TRILOBITE BLUES
In life, your pet trilobite never got to meet you.
The little oval spent quiet days scurrying about the seafloor, as its kind had always done for hundreds of millions of years. Sometimes it would curl up into a ball to protect itself from danger; other times, just because it could. Long whiskers extended from its helmet to help it bumble its way from meal to meal, as there was only so much light left in the dim world to see through its eyes’ foggy calcite lenses.
The planet then was much more brittle then than it is now, and what would someday be northern Asia had collapsed into a lake of exposed mantle. The sky grew dark with sulfur, and the trilobite body plan, once the very shape of survival itself, had reached the end of its effectiveness. The ocean was changing in composition, and the greater acidity of its waters was too hard on the creature's shell. There was not much oxygen left to breathe, and scarcely anything to eat. In this way, the world would soon forget how to make trilobites altogether.

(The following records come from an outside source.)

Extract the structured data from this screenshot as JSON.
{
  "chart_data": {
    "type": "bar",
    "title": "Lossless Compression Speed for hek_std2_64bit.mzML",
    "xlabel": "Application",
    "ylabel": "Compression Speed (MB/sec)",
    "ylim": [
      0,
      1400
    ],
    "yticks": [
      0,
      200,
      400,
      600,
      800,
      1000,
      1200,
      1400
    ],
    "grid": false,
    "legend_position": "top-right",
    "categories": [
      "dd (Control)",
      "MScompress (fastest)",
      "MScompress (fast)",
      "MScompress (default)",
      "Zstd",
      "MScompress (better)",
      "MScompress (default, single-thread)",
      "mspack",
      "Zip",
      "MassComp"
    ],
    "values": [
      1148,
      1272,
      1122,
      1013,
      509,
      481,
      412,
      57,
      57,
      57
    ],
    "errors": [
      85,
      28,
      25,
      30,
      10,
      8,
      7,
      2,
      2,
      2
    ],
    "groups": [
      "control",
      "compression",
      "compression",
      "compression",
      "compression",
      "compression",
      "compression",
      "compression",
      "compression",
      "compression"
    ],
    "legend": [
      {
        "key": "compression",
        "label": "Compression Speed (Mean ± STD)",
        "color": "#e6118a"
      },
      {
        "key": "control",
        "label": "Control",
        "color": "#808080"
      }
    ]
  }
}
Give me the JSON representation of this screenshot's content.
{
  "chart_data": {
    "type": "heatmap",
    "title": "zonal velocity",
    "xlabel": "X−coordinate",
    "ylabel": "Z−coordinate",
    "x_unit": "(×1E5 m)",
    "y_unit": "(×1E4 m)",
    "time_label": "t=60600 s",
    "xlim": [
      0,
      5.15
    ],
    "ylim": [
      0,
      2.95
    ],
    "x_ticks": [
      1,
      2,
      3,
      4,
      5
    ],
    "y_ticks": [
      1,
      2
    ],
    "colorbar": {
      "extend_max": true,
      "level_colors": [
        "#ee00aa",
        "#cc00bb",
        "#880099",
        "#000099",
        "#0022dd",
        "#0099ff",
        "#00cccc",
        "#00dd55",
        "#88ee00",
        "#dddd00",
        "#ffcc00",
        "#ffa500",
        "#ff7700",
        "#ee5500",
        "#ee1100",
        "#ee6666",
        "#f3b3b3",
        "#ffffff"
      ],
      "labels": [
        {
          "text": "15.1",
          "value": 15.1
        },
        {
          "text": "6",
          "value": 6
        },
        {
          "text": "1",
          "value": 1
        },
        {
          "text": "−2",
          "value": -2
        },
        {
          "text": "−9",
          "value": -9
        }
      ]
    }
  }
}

In the small, flickering dreams of small things, it remembered you, and a distant flash of curiosity across your complicated eyes. Then, it crawled between two warm stones, imagining that they were your hands, and fell asleep. There would be another chance for you to meet, even if it took a quarter of a billion years. It waited for you in geological memory, outside of time, just a chisel and brush away.
Maybe it would be in the gift shop of a local museum, or a roadside attraction somewhere in the Black Hills, or maybe even in a little box beneath an artificial Christmas tree. No matter how, that day would come. Together, you and your pet trilobite would share an impossible present.